Даже голова у нее заболела от этого переливания из пустого в порожнее. Те самые речи, которые семь лет тому назад увлекли ее, теперь показались ей плоскими, почти бессовестными.
– Я ухожу, тетя! – сказала она.
– А меня так и не примете у себя? – спросил Семигоров.
– Мне нужно идти. В другой раз. Вспомните – зайдете.
Она разом решила, что все «кончено». Зашла в свою комнату, разорвала заветное письмо на клочки и бросила в топившуюся печку; даже не взглянула, как оно запылало.
Прошел год, и ее деятельность была замечена; ей предложили председательское кресло в "Обществе азбуки-копейки". Хлопот было по горло, но и страха немало.

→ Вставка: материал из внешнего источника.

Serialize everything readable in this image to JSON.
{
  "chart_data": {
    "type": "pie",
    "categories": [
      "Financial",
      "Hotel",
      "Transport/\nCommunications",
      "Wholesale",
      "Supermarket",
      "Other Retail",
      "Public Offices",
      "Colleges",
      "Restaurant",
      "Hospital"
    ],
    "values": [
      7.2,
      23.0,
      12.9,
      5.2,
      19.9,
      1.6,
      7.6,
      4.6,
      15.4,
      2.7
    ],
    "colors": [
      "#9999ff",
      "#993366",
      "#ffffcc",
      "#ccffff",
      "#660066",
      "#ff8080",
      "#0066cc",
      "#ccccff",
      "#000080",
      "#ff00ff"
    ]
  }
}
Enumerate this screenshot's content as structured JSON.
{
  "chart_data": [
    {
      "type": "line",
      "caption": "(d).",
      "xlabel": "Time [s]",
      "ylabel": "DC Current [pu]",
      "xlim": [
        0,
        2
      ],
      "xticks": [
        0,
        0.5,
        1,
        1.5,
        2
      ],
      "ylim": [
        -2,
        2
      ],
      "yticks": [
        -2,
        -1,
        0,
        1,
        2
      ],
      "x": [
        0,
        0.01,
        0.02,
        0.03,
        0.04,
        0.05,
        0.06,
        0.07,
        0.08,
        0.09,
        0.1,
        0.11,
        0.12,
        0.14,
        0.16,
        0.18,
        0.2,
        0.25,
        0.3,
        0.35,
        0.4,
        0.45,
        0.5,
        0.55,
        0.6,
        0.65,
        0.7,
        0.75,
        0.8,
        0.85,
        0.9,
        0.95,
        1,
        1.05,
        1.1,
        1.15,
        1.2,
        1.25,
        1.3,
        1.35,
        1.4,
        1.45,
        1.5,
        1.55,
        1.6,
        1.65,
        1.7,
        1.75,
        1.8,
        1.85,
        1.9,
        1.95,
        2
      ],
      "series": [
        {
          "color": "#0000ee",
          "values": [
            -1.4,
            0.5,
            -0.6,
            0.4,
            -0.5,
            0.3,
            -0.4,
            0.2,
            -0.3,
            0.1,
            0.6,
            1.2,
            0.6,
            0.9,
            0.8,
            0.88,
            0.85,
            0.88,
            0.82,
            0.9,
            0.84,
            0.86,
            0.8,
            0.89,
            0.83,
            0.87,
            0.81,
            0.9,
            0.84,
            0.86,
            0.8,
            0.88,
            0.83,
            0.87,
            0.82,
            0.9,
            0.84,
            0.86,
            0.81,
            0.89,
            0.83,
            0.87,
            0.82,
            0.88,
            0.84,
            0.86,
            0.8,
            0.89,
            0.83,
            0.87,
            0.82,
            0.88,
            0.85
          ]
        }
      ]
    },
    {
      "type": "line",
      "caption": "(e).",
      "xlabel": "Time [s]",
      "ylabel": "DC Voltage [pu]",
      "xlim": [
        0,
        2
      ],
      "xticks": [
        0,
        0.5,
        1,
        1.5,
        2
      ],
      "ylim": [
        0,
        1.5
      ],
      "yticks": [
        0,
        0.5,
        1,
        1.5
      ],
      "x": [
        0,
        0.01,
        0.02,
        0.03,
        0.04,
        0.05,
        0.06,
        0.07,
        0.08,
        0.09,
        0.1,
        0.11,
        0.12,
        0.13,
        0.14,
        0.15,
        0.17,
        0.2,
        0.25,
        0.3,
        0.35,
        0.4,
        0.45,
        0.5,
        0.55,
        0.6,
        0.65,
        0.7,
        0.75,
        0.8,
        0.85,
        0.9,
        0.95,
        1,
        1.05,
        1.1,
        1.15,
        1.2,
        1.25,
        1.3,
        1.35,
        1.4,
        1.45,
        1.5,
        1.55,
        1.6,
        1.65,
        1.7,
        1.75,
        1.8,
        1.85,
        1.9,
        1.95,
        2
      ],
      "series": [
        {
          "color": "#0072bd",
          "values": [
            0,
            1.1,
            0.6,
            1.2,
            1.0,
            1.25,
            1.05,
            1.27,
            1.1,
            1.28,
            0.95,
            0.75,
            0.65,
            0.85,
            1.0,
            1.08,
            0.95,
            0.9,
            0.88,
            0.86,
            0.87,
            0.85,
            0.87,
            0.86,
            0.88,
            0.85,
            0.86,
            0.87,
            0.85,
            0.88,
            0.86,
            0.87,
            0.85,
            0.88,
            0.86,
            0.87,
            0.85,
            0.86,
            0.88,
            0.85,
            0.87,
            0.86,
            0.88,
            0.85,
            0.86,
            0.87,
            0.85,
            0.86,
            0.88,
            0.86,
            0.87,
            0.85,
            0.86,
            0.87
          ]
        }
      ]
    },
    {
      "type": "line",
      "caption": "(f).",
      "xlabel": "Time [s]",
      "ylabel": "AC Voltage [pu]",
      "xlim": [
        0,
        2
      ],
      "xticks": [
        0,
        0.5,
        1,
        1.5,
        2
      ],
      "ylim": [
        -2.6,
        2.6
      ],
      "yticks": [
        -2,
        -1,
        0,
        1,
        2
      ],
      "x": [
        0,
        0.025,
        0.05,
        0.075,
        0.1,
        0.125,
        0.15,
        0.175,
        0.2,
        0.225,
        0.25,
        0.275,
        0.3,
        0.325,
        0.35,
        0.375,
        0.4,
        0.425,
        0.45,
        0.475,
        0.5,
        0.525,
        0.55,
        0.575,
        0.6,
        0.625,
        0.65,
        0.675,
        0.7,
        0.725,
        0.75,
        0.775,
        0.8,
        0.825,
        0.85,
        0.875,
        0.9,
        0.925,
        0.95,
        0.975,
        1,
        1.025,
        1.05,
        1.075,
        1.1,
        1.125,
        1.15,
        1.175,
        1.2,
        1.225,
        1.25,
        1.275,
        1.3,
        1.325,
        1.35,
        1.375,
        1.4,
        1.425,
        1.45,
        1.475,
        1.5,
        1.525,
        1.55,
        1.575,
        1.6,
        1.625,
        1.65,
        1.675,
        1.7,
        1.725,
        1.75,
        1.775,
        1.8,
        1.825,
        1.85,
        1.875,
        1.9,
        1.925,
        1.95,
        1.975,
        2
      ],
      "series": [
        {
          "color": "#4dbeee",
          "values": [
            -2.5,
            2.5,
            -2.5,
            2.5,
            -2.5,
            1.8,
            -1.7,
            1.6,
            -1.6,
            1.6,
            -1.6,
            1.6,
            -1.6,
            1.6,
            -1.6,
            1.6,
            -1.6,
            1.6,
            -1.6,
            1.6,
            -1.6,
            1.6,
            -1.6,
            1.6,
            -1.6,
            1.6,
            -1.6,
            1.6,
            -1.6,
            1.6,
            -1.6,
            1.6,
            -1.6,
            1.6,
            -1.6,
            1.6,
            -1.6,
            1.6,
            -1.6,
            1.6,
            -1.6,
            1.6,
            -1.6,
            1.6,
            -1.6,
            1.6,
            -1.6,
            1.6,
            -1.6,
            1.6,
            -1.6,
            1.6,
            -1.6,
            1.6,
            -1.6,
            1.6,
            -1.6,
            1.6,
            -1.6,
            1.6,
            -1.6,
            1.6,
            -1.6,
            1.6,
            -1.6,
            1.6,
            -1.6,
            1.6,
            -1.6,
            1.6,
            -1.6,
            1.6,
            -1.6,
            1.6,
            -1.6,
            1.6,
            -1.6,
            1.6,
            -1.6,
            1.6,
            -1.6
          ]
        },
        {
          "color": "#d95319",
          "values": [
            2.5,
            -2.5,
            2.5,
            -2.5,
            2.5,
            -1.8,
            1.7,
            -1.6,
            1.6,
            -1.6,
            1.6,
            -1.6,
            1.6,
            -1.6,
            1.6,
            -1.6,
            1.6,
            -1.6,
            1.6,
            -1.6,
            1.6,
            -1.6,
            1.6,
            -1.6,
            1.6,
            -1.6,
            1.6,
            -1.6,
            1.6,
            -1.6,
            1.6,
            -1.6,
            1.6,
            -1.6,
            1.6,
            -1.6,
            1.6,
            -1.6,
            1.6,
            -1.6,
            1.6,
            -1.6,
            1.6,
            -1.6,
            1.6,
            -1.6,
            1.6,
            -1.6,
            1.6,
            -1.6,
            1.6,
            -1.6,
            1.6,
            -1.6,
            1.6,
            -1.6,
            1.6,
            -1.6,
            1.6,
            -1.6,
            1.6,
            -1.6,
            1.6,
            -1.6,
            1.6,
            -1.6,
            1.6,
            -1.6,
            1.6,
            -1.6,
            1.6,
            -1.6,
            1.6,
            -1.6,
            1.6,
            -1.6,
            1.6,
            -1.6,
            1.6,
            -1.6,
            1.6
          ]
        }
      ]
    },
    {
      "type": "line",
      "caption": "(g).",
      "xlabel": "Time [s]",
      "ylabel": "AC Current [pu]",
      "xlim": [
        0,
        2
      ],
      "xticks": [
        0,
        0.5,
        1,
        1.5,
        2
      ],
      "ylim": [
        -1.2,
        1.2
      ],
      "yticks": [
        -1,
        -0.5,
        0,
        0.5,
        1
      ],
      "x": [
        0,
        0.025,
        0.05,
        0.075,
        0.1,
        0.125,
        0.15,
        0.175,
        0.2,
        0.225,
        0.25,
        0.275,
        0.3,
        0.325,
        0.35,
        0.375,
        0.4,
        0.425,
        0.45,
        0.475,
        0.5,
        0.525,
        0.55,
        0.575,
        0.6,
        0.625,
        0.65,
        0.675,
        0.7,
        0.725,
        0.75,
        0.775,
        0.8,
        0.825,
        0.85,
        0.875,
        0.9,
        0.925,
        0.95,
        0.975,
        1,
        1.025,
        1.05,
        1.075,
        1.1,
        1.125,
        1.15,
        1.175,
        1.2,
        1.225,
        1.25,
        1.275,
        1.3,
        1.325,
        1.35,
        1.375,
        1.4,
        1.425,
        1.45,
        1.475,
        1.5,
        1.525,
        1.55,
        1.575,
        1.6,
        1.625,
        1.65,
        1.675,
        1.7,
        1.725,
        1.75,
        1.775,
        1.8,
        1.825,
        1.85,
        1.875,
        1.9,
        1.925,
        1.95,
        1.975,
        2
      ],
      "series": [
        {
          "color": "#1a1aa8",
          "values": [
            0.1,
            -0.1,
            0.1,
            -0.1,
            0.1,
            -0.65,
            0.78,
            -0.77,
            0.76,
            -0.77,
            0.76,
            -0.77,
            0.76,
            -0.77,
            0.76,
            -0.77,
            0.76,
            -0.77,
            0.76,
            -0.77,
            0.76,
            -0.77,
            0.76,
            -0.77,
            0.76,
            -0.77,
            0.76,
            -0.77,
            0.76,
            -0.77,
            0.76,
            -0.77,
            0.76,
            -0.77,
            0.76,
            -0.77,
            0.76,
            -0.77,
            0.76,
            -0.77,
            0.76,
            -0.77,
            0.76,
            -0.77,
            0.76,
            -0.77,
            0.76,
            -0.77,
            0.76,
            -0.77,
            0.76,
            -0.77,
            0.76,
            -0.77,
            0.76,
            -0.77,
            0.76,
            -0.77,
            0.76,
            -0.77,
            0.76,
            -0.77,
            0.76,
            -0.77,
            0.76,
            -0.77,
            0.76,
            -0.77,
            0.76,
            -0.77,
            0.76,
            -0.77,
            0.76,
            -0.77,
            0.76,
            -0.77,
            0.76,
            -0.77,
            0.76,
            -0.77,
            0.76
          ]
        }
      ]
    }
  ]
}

Пробовала было она не страшиться, но скоро поняла, что это невозможно. Общество издало отличнейшую азбуку с иллюстрациями, но в ней на букву Д нарисована была картинка, изображающая прядущую девушку, а под картинкой было подписано: Дивчина. «Критика» заметила это и обвинила азбуку в украинофильстве. На букву П был нарисован человек в кунтуше, а подпись гласила: Пан. И это заметила «критика» и обвинила азбуку в полонофильстве. В отделе кратких исторических и географических сведений тоже замечены были промахи и пропуски, и все такие, которые свидетельствовали о недостаточной теплоте чувств. Ольга Васильевна бегала, оправдывалась и ходатайствовала, не щадя живота.
– Ведь ваша же пресловутая литература вас с головой выдает! – говорили ей.
Ах, эта литература!
Благодаря беготне дело сошло с рук благополучно; но затем предстояли еще и еще дела. Первое издание азбуки разошлось быстро, надо было готовиться к другому – уже без промахов. «Дивчину» заменили старухой и подписали: Домна; «Пана» заменили мужичком с топором за поясом и подписали: Потап-плотник. Но как попасть в мысль и намерения «критики»? Пожалуй, будут сравнивать второе издание с первым и скажут: а! догадались! думаете, что надели маску, так вас под ней и не узнают!